Ground-up artemisia plants, from which the anti-malaria drug artemisinin is derived, appear to work much better than the refined drug does by itself, according to a recent New York Times article by Donald McNeil:
Artemisinin, discovered by Chinese scientists in a project started by Mao Zedong to help the North Vietnamese, has become the newest malaria miracle cure. But parasites resistant to it have emerged.
Scientists at the University of Massachusetts infected mice with two strains of rodent malaria — one that is already artemisinin-resistant and one that is not, but is biologically similar to Plasmodium falciparum, the deadliest strain of human malaria.
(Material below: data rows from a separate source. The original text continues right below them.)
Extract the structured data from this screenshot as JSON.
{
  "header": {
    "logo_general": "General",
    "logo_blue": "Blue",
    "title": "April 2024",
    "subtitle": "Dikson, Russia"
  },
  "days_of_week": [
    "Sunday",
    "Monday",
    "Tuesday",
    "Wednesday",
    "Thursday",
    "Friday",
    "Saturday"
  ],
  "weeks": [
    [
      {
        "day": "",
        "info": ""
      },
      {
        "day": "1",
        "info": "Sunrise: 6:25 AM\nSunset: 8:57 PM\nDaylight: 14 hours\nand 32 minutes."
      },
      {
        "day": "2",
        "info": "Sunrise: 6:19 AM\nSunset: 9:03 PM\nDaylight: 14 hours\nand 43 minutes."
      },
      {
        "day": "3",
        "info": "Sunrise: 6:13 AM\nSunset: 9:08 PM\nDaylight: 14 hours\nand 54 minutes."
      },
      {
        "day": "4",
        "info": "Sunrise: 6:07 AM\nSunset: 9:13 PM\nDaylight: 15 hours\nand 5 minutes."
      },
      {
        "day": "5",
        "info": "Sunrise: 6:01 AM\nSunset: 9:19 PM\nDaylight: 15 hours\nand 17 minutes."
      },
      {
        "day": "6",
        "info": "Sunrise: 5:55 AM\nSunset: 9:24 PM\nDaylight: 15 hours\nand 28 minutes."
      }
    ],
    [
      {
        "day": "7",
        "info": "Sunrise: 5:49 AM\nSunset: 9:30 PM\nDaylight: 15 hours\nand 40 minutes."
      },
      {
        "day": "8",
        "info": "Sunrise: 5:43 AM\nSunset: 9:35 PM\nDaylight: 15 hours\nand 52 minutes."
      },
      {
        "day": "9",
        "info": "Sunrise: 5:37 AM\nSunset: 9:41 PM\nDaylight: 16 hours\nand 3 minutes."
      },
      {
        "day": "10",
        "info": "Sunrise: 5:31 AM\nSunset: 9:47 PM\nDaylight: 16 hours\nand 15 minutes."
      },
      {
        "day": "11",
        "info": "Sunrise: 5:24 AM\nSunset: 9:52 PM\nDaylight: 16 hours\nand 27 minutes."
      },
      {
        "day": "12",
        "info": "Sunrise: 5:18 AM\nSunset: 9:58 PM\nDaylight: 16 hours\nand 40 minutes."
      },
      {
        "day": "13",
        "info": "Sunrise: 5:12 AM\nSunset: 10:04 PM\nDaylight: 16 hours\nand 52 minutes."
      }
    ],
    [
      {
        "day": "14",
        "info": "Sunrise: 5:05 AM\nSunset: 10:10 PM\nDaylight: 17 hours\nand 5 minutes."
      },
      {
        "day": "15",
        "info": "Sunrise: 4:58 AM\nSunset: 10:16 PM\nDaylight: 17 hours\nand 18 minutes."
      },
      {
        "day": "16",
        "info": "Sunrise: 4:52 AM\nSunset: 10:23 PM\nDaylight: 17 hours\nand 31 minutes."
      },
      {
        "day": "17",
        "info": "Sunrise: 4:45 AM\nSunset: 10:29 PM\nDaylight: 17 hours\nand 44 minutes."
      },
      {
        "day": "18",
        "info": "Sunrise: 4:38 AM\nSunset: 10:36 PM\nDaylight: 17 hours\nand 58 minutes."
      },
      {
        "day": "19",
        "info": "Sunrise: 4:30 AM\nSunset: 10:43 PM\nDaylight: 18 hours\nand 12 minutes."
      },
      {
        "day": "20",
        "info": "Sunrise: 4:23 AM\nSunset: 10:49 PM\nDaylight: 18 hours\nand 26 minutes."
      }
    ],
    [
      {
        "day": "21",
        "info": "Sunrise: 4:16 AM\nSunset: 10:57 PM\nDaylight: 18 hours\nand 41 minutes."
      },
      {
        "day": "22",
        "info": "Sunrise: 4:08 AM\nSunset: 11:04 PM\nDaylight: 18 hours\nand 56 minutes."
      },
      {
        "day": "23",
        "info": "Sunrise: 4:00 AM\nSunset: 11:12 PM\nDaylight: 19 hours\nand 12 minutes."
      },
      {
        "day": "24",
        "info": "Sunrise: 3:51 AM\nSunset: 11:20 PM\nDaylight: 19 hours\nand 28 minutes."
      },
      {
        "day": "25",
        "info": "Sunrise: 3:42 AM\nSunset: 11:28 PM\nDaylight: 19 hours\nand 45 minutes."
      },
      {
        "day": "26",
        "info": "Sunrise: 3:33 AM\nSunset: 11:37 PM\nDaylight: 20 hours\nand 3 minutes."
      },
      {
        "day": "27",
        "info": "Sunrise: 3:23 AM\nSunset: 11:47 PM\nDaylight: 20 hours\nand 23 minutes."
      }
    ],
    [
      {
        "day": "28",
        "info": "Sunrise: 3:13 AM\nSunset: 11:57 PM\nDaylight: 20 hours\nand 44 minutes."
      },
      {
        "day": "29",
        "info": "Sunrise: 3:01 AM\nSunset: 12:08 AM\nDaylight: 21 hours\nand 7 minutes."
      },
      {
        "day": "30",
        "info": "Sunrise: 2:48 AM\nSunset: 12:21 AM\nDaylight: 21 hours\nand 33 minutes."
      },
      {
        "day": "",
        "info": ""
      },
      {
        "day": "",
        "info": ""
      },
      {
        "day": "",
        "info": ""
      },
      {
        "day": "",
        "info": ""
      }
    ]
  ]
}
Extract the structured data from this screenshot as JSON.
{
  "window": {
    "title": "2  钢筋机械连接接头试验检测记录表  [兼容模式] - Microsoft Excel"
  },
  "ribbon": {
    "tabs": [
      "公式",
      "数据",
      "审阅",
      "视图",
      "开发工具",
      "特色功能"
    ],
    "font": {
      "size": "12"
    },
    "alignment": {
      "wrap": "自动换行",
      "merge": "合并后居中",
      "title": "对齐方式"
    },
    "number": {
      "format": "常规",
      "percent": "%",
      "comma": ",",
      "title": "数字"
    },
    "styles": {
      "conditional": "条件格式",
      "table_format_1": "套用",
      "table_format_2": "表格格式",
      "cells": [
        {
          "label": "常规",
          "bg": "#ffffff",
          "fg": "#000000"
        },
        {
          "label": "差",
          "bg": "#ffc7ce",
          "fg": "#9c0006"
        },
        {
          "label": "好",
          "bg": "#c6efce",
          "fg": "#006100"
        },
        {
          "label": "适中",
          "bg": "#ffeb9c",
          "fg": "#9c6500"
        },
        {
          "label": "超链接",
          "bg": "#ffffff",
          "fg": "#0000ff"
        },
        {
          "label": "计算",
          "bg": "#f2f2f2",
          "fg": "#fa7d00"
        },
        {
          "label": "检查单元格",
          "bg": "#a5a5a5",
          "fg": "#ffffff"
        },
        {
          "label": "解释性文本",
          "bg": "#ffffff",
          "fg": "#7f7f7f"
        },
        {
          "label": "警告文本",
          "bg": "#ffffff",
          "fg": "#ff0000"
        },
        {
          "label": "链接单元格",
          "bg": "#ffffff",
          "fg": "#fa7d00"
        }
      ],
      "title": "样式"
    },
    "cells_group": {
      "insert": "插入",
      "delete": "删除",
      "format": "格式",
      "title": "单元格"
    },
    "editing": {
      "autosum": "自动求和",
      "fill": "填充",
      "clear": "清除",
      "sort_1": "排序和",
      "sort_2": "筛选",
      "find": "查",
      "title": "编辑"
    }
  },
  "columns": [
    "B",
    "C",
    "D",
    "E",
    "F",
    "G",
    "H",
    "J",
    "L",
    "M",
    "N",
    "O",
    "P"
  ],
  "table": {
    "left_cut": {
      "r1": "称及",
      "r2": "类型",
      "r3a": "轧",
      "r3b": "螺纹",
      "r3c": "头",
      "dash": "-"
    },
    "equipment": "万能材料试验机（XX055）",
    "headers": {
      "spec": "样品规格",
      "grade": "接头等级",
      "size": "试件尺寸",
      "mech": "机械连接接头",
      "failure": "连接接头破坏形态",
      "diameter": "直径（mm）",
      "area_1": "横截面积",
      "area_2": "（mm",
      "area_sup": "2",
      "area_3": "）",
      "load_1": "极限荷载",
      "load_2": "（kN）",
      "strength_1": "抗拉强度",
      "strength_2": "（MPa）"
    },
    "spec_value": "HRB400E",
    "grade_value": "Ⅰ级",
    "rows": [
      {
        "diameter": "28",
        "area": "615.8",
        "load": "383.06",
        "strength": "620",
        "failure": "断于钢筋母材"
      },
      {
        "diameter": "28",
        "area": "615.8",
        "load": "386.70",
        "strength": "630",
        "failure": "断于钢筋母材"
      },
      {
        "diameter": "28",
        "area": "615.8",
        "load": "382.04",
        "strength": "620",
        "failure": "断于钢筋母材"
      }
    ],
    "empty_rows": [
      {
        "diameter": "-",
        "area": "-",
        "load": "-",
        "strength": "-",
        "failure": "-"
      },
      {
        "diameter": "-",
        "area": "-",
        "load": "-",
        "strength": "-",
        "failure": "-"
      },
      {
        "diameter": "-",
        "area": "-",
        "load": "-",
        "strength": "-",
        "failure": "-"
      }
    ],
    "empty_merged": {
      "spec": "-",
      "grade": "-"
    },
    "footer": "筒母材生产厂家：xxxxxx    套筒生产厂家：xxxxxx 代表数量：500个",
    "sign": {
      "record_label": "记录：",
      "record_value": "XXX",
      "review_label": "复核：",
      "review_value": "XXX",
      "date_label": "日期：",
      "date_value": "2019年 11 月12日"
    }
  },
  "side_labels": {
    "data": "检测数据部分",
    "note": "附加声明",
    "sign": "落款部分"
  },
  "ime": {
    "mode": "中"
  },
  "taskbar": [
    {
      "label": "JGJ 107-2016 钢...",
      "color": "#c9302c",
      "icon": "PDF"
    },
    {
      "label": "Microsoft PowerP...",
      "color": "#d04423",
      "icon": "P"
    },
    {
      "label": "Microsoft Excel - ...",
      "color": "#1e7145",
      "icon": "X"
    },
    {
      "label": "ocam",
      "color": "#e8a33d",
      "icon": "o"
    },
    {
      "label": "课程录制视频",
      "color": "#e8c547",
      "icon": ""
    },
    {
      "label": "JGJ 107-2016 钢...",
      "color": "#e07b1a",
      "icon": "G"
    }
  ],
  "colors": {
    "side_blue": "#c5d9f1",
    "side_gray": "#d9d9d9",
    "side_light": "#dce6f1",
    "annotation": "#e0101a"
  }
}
They then fed the mice pure artemisinin or dried artemisia annua plants bred for high drug content at Worcester Polytechnic Institute.
The study was published this month by the Proceedings of the National Academy of Sciences.
The whole plant cured mice with artemisinin-resistant malaria. In mice with the dangerous strain, parasites resistant to the plant failed to emerge even after 49 successive infections — three times as many as it took for parasites resistant to artemisinin alone to evolve.
“We don’t know what the precise mechanism is,” said Stephen M. Rich, a University of Massachusetts microbiologist and the paper’s lead author, but the plant contains dozens of toxic chemicals that repel or kill fungi, bacteria, insects and even rival plants. Some may protect the artemisinin from being broken down by the liver. Also, he said, malaria parasites share an ancestor with plants and contain vestigial versions of the chlorophyll-producing organelles. The natural herbicides some plants use to kill rivals may also work on them, he said.